Итан проследил за взглядом Чарли: тот пялился на ее веснушчатое декольте. Сердце моментально ухнуло куда-то вниз.
– Привет.
Девица кивнула и скрылась в коридоре. Минуту спустя Итана окатило звуком журчащей воды и дробью капель по шторке в ванной.
Он повернулся к Чарли.
– Мы жили в соседних комнатах, – сказал он.
– Чего?
– Ты сказал, что мы жили вместе, но это не так. Мы были соседями по коридору.
– А, ну да. – Он подошел к Итану почти вплотную, навис над ним. – Так что ты тут делаешь? И откуда знаешь мой адрес?
– Хотел тебя повидать.
– Да, но зачем.
– Я… я надеялся… – проронил Итан. А правда, что он тут делает? – Я хотел поговорить о том, что случилось.
– Что случилось.
– В Питтсбурге.
– Слушай, друг, – прошептал Чарли, – я вообще не понимаю, что за пургу ты несешь.
Из ванной донеслось пение.
– Кто это?
– Кто?
– Ну, она. – Итан показал на коридор.
– А, Линдси-то? Просто девушка. Никто.
– Она тут живет? С тобой?
– Не твое дело.
– Она же ребенок!
– Ей двадцать два.
– Мы обязаны поговорить, Чарли. О нас.
Чарли тихо произнес:
– Уходи.
– Почему?!
– Нельзя просто так вламываться к человеку… спустя десять лет… с обвинениями…
– Да я тебя ни в чем не обвиняю! Только хочу, чтобы ты признался себе и мне в том, что было…
– Я вообще не понимаю, о чем ты.
Итан закрыл глаза, втянул носом воздух, открыл глаза:
– Я тебя видел.
– Что-что?
– В «Плотоядных». Три года назад. Я тебя видел. В мужском туалете…
– Пошел вон из моей квартиры.
– НЕТ!
Сила его голоса так поразила Чарли, что он на секунду обмер.
– Детка? – раздался настороженный голос из ванной.

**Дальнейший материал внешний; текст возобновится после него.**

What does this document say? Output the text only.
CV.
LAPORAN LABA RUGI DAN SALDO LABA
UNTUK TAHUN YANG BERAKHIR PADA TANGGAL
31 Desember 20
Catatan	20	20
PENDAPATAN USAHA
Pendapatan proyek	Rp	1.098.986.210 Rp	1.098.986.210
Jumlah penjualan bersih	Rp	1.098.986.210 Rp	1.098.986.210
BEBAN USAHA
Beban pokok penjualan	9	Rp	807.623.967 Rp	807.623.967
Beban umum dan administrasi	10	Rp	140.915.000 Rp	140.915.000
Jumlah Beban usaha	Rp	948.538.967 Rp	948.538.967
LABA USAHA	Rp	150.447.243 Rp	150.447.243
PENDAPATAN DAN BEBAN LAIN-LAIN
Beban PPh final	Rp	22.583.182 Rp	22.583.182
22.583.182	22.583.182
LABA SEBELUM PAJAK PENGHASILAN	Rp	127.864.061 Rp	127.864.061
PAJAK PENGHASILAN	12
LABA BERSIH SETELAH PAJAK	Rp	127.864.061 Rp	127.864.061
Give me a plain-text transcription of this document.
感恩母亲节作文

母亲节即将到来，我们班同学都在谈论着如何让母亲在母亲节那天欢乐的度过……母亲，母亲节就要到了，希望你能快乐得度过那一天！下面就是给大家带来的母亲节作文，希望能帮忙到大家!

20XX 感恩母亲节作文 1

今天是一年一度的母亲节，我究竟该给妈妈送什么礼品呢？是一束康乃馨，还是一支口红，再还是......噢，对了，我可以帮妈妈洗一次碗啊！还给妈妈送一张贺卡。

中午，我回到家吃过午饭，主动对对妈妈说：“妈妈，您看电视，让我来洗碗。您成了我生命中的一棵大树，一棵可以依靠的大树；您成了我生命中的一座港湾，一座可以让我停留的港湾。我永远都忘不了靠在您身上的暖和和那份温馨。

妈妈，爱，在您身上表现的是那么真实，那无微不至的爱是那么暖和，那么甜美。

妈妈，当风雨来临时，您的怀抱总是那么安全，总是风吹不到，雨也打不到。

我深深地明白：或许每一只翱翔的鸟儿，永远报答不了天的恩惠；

– Ты не имеешь права! – воскликнул Итан. – Не имеешь права отрицать! Конечно, ты можешь вышвырнуть меня из дома, но не говори, что ничего не было! – Он уже стоял, хотя не помнил, как вскочил на ноги. Стоял, потел и грозил Чарли пальцем. – Идиот! Неужели ты не понимаешь, что я хочу тебе помочь? Ты… ты лжец! Вся твоя жизнь – ложь, и тебе кажется, что никто, кроме тебя, от этого не страдает, но это не так! Господи… Столько времени прошло. Почему ты не признаешься? Почему честно не скажешь самому себе, кто ты? Господи, Чарли. Какой же ты идиот, мать твою. Я ведь хочу помочь!
Стоило этим словам сорваться с его языка, он понял, что больше никогда и ничего не скажет Чарли. Его «ближний» пошел на него с кулаками. В мозгу что-то полыхнуло, перед глазами замелькали огоньки. Долгожданное закрытие темы произошло несколько секунд спустя, когда Итан очутился в подъезде, и дверь захлопнулась прямо у него перед носом. Во рту стоял вкус железа. Из-за двери доносились крики. Кровь из носа капнула прямо на коврик.
Он кое-как слетел по лестнице и ввалился в соседнюю дверь – за нею оказался японский ресторан. Итан подошел к официантке и спросил, где туалет. Она отшатнулась:
– Господи, что у вас с лицом?
– Мне нужен туалет. Пожалуйста.
– Он только для посетителей… Но если уж кому и сделать исключение, так это вам. Боже!
Итан вошел в уборную и осмотрел себя в зеркале. Лицо адски болело ровно посередине: багровый нос имел странную форму. Переносица резко сворачивала в сторону, как будто шла куда-то, а потом передумала. Кровь мешала дышать. Прежде с Итаном такого не случалось. За всю жизнь он ни разу ничего не ломал, а самый серьезный ущерб здоровью нанес себе самостоятельно (как это обычно и бывает): в подростковом возрасте заработал карпальный тоннельный синдром. Он всегда дистанцировался от любых конфликтов, не лез на рожон. А тут такое. Пришлось собрать в кулак всю волю, чтобы оторвать взгляд от фиолетового бугра на лице, пульсировавшего мучительной, атональной болью.
Он осторожно дотронулся до него пальцем и вздрогнул.
В мерцающем свете уборной Итан осмотрел свой нос со всех сторон. Зрелище было неприглядное, даже тошнотворное. Человека неподготовленного – привыкшего видеть на этом месте что-то чистое и орлиное – запросто могло бы стошнить. Однако Итану даже понравился свой внешний вид. Вид калеки.
Почему ему не стало хуже? Обида ушла на второй план, все затмили боль и адреналиновый кураж. Пропускной способности его нервов не хватало даже на грусть. Он чувствовал облегчение. Избавление от бремени. И невероятный прилив сил. Понемногу приходя в себя, Итан чувствовал, что летаргия, к которой он так привык в Нью-Йорке, наконец его отпускает. Сердце забилось быстрее. Со сломанным носом и электричеством в жилах, он вышел из туалета, потом из ресторана на улицу – в ослепительно-яркий день.